Lustenau. Bei hochsommerlichen Temperaturen und Sonnenschein startete gestern das Szene Openair am Alten Rhein in Lustenau. In der Theorie. Denn kurz vor dem offiziellen Festivalstart, gerade als Jung und Alt mit allem, was man an drei Festivaltagen so brauchen kann auf den Campingplatz pilgerten, ging ein heftiger Schauer über dem Gelände nieder.
Um sich die besten Plätze zu sichern, Freundschaft mit den Zeltnachbarn zu schließen und gut gelaunt ins Festivalwochenende zu starten, fanden sich trotzdem zahlreiche Besucherinnen und Besucher schon am Vormittag ein. Die gute Laune ließ man sich vom Regen nicht verderben, stattdessen sprangen die ersten bäuchlings in die Pfützen und tanzten im Regen. Den musikalischen Auftakt beim diesjährigen Festival lieferte David Grabherr im neuen Szene Pavillon. Schon immer steht das Szene Openair für regionale Nachwuchsförderung. Heuer bekommen mit dem stylischen Pavillon, der von der Holzbauzunft Vorarlberg gemeinsam mit Lehrlingen gestaltet wurde, noch mehr regionale Acts die Möglichkeit, vor Publikum aufzutreten. Aus einer Vielzahl an Bewerbungen hat das Los entschieden und zehn Vorarlberger Acts einen Auftritt ermöglicht.
Sorgsamer Umgang mit der Natur
Zwar nicht neu, aber jedes Jahr größer, zeigt sich das Ökologiekonzept des Festivals. Der sorgsame Umgang mit der Natur war für das Szene Team schon immer wichtig. Dieser wird deshalb konstant ausgebaut. Bereits im Vorjahr haben sich beispielsweise Aschenbecher aus Papier bewährt, die bereits am Eingang an alle Raucherinnen und Raucher ausgegeben werden und praktisch in der Hosentasche mitgetragen werden können. Recycling-Stationen, ein Feststromanschluss, um Diesel zu sparen, regelmäßige Shuttlebusse und die kostenlose Anreise mit öffentlichen Verkehrsmitteln sowie Müllpfand und Belohnungen für die fleißigsten Wertstoffsammlerinnen und -sammler sind nur einige der zahlreichen Bemühungen für ein grünes Festival.

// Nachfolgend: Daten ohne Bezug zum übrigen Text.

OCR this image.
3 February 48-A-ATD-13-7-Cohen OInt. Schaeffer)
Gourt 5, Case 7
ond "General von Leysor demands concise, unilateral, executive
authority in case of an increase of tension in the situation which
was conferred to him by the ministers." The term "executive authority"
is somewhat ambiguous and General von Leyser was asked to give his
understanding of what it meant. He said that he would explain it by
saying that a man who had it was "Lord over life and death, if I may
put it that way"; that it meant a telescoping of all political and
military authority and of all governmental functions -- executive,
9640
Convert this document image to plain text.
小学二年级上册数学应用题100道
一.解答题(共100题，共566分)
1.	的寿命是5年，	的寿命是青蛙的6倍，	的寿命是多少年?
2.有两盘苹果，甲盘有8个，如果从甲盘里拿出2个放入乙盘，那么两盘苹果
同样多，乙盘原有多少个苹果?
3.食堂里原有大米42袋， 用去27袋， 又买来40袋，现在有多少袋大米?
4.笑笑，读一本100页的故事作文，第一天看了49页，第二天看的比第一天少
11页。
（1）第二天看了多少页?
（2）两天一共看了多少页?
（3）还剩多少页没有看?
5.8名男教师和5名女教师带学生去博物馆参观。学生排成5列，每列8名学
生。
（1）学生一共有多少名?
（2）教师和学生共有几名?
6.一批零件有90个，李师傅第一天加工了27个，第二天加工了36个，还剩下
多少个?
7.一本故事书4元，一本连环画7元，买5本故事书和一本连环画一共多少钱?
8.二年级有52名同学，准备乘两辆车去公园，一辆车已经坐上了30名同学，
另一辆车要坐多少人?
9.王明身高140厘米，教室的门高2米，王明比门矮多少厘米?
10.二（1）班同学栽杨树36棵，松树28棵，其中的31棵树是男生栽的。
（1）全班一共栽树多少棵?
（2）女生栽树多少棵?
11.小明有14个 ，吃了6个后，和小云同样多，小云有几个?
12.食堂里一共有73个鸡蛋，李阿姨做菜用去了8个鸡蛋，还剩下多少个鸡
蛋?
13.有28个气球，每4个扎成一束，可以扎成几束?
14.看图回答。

Startschuss mit Frauenpower
Den Start auf der Hauptbühne machte um 15.20 Uhr - und nun auch wider aller Vorhersagen bei strahlendem Sonnenschein - mit voller Frauenpower die Band „Hey Sis!“ aus Österreich. Nicht nur eine, sondern gleich fünf Frontfrauen kombinierten elektronische Klänge mit harmonischen Melodien und sorgten so für einen großartigen Auftakt beim Openair.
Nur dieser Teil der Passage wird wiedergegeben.